The thing we have to understand in the end about Trump is that he is the platonic ideal of what Republican voters want. That’s why they spent the previous eight years searching around for someone truly crazy they could vote for instead of John McCain and Mitt Romney and Jeb Bush. This is how you explain Sarah Palin and Herman Cain and Ben Carson’s presidential run blips. And also Donald Trump. Trump wasn’t really more crazy of a candidate as those others, it’s just that he won and then “won” the presidency. And here we are.

When Trump leaves….nothing fundamental changes. Sure, our lives will be somewhat better simply because of a different person (an actual semi-functional human being!) in charge of executive power. And hopefully that comes with Democratic control of the Senate, a realization by Patrick Leahy that it is not 1978 level of comity with the Republicans, and an aggressive legislative agenda that includes destroying the filibuster.

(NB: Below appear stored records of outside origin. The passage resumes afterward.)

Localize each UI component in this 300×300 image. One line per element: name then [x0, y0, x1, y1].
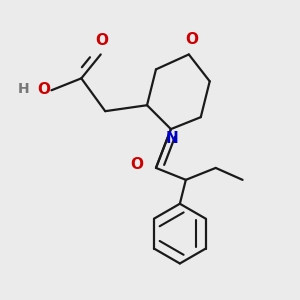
Text: O: O	[37, 82, 50, 97]
Text: N: N	[166, 131, 179, 146]
Text: O: O	[185, 32, 198, 47]
Text: H: H	[17, 82, 29, 96]
Text: O: O	[130, 158, 143, 172]
Text: O: O	[96, 34, 109, 49]
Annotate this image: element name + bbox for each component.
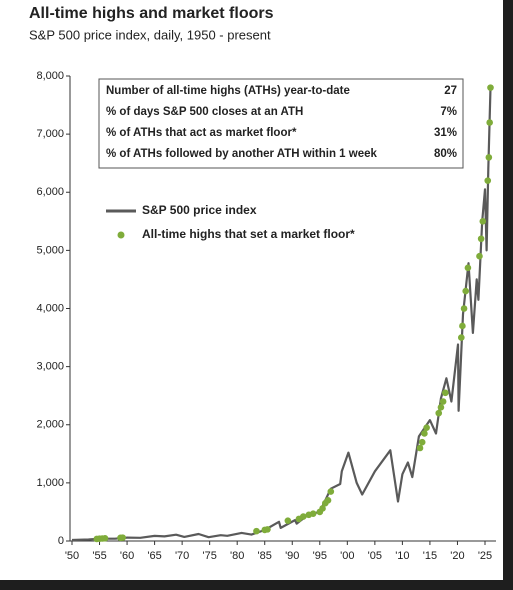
floor-dot xyxy=(423,424,430,431)
y-tick-label: 3,000 xyxy=(36,361,64,373)
y-tick-label: 5,000 xyxy=(36,244,64,256)
price-line xyxy=(71,87,492,542)
floor-dot xyxy=(421,430,428,437)
y-tick-label: 6,000 xyxy=(36,186,64,198)
floor-dot xyxy=(458,334,465,341)
x-tick-label: '25 xyxy=(478,550,492,562)
x-tick-label: '65 xyxy=(147,550,161,562)
floor-dot xyxy=(462,287,470,295)
floor-dot xyxy=(476,252,483,260)
x-tick-label: '20 xyxy=(450,550,464,562)
floor-dot xyxy=(327,488,335,495)
x-tick-label: '10 xyxy=(395,550,409,562)
x-tick-label: '15 xyxy=(423,550,437,562)
stat-label: % of days S&P 500 closes at an ATH xyxy=(106,106,303,118)
chart: All-time highs and market floors S&P 500… xyxy=(29,5,496,562)
chart-subtitle: S&P 500 price index, daily, 1950 - prese… xyxy=(29,27,271,42)
stats-box xyxy=(98,78,464,169)
floor-dot xyxy=(460,305,468,312)
x-tick-label: '70 xyxy=(175,550,189,562)
stat-value: 7% xyxy=(440,106,457,118)
floor-dot xyxy=(479,218,487,225)
y-tick-label: 7,000 xyxy=(36,128,64,140)
stat-value: 31% xyxy=(434,127,457,139)
stat-value: 27 xyxy=(444,85,457,97)
y-tick-label: 1,000 xyxy=(36,477,64,489)
floor-dot xyxy=(477,235,485,243)
floor-dot xyxy=(439,398,447,405)
legend-swatch xyxy=(117,231,125,239)
floor-dot xyxy=(101,535,109,542)
legend-label: All-time highs that set a market floor* xyxy=(142,227,355,241)
floor-dot xyxy=(437,404,445,411)
x-tick-label: '50 xyxy=(65,550,79,562)
x-tick-label: '90 xyxy=(285,550,299,562)
floor-dot xyxy=(435,409,443,417)
x-tick-label: '80 xyxy=(230,550,244,562)
floor-dot xyxy=(119,534,126,541)
floor-dot xyxy=(418,438,426,446)
x-tick-label: '55 xyxy=(92,550,106,562)
stat-label: Number of all-time highs (ATHs) year-to-… xyxy=(106,85,350,97)
stat-label: % of ATHs followed by another ATH within… xyxy=(106,148,378,160)
y-tick-label: 2,000 xyxy=(36,419,64,431)
floor-dot xyxy=(284,517,292,524)
x-tick-label: '75 xyxy=(202,550,216,562)
y-tick-label: 4,000 xyxy=(36,302,64,314)
stat-value: 80% xyxy=(434,148,457,160)
chart-title: All-time highs and market floors xyxy=(29,5,274,22)
floor-dot xyxy=(484,177,492,184)
x-tick-label: '95 xyxy=(313,550,327,562)
x-tick-label: '00 xyxy=(340,550,354,562)
floor-dot xyxy=(442,389,449,397)
x-tick-label: '60 xyxy=(120,550,134,562)
y-tick-label: 0 xyxy=(58,535,64,547)
stat-label: % of ATHs that act as market floor* xyxy=(106,127,297,139)
floor-dot xyxy=(253,527,260,535)
legend-label: S&P 500 price index xyxy=(142,203,257,217)
floor-dot xyxy=(324,497,332,504)
floor-dot xyxy=(485,154,493,161)
floor-dot xyxy=(487,84,494,91)
floor-dot xyxy=(319,505,326,512)
floor-dot xyxy=(309,510,317,517)
floor-dot xyxy=(264,526,271,533)
floor-dot xyxy=(299,513,307,520)
y-tick-label: 8,000 xyxy=(36,70,64,82)
x-tick-label: '85 xyxy=(258,550,272,562)
floor-dot xyxy=(464,264,472,272)
floor-dot xyxy=(459,322,466,330)
x-tick-label: '05 xyxy=(368,550,382,562)
floor-dot xyxy=(416,444,424,452)
card: All-time highs and market floors S&P 500… xyxy=(0,0,503,580)
floor-dot xyxy=(486,119,493,126)
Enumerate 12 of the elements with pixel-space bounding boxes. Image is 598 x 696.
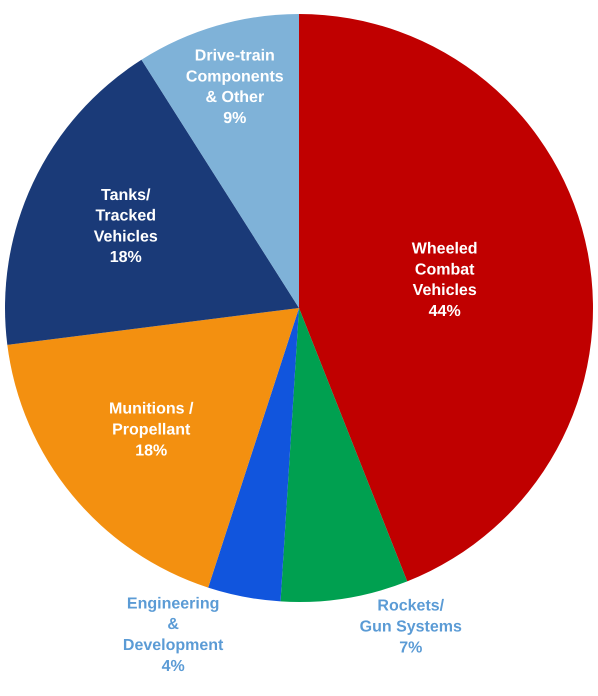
data-label: 18%	[135, 442, 168, 460]
slice-label: Wheeled Combat Vehicles	[412, 240, 478, 300]
data-label: 7%	[399, 639, 422, 656]
data-label: 18%	[110, 249, 142, 266]
slice-label: Tanks/ Tracked Vehicles	[94, 186, 158, 246]
slice-label: Rockets/ Gun Systems	[360, 598, 462, 636]
data-label: 4%	[162, 658, 185, 675]
slice-label: Engineering & Development	[122, 595, 224, 654]
slice-label: Drive-train Components & Other	[186, 48, 284, 106]
data-label: 44%	[428, 302, 461, 320]
slice-label: Munitions / Propellant	[109, 400, 194, 439]
data-label: 9%	[223, 110, 246, 127]
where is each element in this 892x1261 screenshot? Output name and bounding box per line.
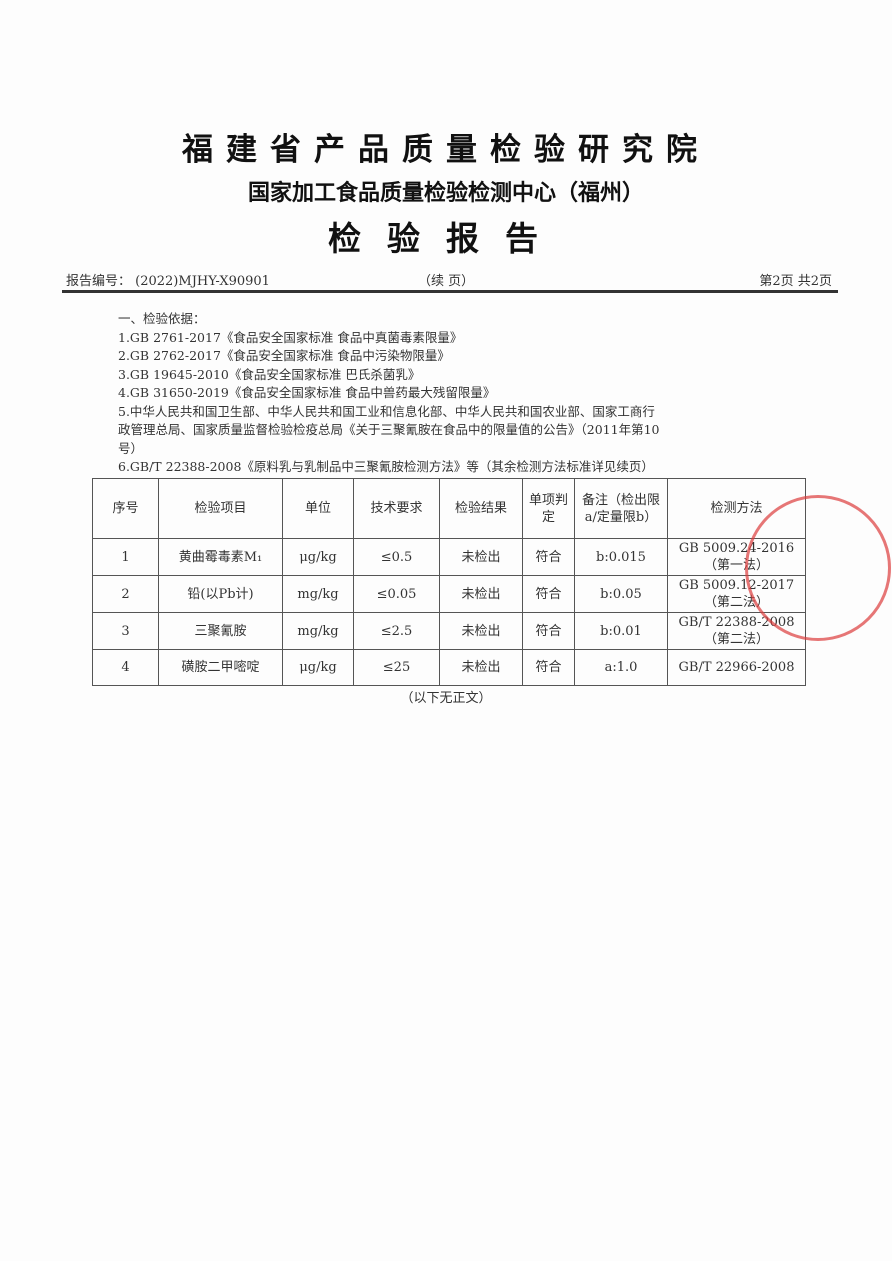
- end-note: （以下无正文）: [400, 691, 492, 706]
- table-row: 4 磺胺二甲嘧啶 μg/kg ≤25 未检出 符合 a:1.0 GB/T 22966-2008: [92, 649, 806, 686]
- continued-label: （续 页）: [418, 274, 475, 289]
- official-seal-stamp: [745, 495, 891, 641]
- results-table: 序号 检验项目 单位 技术要求 检验结果 单项判定 备注（检出限a/定量限b） 检测方法…: [92, 478, 806, 686]
- table-row: 2 铅(以Pb计) mg/kg ≤0.05 未检出 符合 b:0.05 GB 5009.12-…: [92, 575, 806, 613]
- center-subtitle: 国家加工食品质量检验检测中心（福州）: [247, 180, 644, 206]
- table-header-row: 序号 检验项目 单位 技术要求 检验结果 单项判定 备注（检出限a/定量限b） 检测方法: [92, 478, 806, 539]
- header-divider: [62, 290, 838, 293]
- document-title: 检验报告: [328, 219, 564, 258]
- table-row: 1 黄曲霉毒素M₁ μg/kg ≤0.5 未检出 符合 b:0.015 GB 5009.24-…: [92, 538, 806, 576]
- report-number: 报告编号： (2022)MJHY-X90901: [66, 274, 270, 289]
- table-row: 3 三聚氰胺 mg/kg ≤2.5 未检出 符合 b:0.01 GB/T 22388-2008…: [92, 612, 806, 650]
- institute-title: 福建省产品质量检验研究院: [182, 132, 710, 168]
- inspection-basis: 一、检验依据： 1.GB 2761-2017《食品安全国家标准 食品中真菌毒素限…: [118, 311, 660, 474]
- page-info: 第2页 共2页: [759, 274, 832, 289]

But even with the best case scenario, 35% of the nation hates caring about any other person but themselves so much that they will respond to massacres of first graders by pushing for more pro-gun regulations. They will cough in your face during a pandemic for a laugh. They will chuckle at immigrants dying in the desert. They will cheer for one of their own running over and murdering Black Lives Matter protestors.

This is simply the reality of what we face. Trump is the symptom of this malignancy, but he is not the tumor. Until we face what it is going to take to cut this out, we are going to be caught unawares when Republicans nominate and perhaps win with a fascist who is actually competent and intelligent in 2024.